# Honda EU70is starter issue?



## General31 (Jul 4, 2021)

Hi , I have a Honda EU70is with around 1100hrs on it. Today when I went to start it there was nothing happening when I turn the key and pushed the starter button. The display didnt light up . It did cord start. I went home and swap out the battery but that didn't change anything. When it is running and I select option 4 on the display it shows 0.0 . What's my next option? I did check the fuses and they appear ok , but could it be the 3 amp fuse?


----------



## iowagold (Jan 22, 2020)

did you use a brand new battery?
we have switched over to lithium batteries on these.

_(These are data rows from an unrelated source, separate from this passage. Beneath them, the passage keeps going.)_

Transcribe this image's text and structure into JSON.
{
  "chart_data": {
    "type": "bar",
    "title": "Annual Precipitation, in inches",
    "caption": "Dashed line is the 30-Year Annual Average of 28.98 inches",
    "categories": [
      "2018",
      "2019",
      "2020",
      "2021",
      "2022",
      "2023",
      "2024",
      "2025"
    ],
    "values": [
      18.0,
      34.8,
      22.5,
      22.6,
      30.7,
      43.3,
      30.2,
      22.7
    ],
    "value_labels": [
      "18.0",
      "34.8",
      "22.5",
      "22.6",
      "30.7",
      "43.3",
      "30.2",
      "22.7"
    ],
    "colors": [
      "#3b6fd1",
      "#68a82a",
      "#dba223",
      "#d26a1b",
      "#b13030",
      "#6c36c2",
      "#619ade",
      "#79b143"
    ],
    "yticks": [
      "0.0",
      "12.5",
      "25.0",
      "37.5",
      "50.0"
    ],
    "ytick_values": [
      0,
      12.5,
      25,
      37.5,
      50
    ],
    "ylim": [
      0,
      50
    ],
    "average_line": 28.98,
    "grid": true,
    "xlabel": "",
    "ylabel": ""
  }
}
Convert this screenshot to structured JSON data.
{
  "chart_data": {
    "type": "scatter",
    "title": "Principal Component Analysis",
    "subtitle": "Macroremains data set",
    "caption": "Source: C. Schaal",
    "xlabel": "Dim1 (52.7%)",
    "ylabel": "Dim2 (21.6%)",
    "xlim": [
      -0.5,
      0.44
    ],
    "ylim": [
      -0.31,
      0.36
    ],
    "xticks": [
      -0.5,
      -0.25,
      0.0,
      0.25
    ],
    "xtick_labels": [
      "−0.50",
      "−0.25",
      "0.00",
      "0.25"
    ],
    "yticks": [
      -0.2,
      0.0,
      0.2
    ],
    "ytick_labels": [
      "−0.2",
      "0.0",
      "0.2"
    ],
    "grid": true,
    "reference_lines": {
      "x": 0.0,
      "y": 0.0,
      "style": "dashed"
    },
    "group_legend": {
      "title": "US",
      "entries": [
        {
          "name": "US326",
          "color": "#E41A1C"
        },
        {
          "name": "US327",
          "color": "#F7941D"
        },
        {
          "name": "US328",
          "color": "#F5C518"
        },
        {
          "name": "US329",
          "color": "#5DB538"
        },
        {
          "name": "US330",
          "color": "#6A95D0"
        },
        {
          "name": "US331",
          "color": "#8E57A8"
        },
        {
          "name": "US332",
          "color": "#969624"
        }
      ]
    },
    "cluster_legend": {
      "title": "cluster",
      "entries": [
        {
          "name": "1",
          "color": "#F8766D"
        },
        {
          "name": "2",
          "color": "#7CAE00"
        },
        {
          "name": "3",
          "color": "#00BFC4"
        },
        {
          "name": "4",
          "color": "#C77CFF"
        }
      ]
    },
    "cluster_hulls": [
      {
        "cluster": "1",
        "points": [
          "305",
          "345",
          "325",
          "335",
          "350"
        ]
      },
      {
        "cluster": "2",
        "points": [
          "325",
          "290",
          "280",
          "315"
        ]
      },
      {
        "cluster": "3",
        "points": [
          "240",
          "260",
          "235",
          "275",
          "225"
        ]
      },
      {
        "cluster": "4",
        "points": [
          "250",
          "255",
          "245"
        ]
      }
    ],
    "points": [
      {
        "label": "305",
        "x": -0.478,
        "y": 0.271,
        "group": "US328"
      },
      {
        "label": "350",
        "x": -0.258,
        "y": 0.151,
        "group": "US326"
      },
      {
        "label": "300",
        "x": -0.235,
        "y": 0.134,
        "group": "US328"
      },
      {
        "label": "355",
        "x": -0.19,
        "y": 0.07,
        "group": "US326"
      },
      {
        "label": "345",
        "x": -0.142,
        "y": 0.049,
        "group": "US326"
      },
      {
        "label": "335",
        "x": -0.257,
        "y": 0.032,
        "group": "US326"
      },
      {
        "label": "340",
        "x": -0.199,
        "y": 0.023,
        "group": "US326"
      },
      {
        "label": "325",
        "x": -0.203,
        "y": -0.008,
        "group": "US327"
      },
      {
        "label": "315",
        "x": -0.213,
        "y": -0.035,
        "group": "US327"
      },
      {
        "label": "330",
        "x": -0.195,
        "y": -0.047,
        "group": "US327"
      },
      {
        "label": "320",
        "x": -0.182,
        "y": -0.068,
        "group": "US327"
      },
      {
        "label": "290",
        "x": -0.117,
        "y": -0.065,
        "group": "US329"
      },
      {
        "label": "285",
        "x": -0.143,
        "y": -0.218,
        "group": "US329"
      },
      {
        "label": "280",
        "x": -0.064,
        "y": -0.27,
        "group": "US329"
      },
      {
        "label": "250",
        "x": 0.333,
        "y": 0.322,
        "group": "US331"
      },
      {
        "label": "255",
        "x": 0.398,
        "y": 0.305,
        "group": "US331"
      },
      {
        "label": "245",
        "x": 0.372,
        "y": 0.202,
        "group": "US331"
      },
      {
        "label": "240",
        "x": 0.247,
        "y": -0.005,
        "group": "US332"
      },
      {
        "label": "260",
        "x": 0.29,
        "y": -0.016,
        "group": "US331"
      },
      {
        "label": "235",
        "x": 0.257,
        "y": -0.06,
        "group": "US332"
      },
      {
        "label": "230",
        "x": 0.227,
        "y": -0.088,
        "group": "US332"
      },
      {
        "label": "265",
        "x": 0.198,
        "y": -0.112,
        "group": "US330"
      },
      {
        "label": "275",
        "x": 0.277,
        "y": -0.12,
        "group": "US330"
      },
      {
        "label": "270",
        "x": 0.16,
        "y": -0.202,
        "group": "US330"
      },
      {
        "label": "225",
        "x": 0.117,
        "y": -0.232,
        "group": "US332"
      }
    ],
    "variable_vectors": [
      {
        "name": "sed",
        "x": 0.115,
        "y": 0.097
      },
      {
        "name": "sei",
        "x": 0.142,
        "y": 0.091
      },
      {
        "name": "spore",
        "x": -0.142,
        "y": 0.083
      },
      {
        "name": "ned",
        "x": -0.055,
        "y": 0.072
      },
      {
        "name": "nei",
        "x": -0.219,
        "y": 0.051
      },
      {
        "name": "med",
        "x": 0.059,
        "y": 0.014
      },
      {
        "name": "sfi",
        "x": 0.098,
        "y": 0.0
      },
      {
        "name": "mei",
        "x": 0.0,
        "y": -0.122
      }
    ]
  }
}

also make sure they battery connections are right on the pos and neg.
and they are clean and bright.

do you have the service manual?
you need it for sure to help with the steps


----------



## drmerdp (Apr 10, 2018)

Check the fuses. In the battery compartment.


----------



## pipe (Jun 27, 2021)

Fuse - Honda EU70is Owner's Manual [Page 69]


Honda EU70is Manual Online: Fuse. If the fuse is blown, the starter motor will not operate. In the event of fuse failure, locate the cause of failure and repair it before you continue operation. If the fuse continues to fail, discontinue generator use and consult your servicing dealer.




www.manualslib.com


----------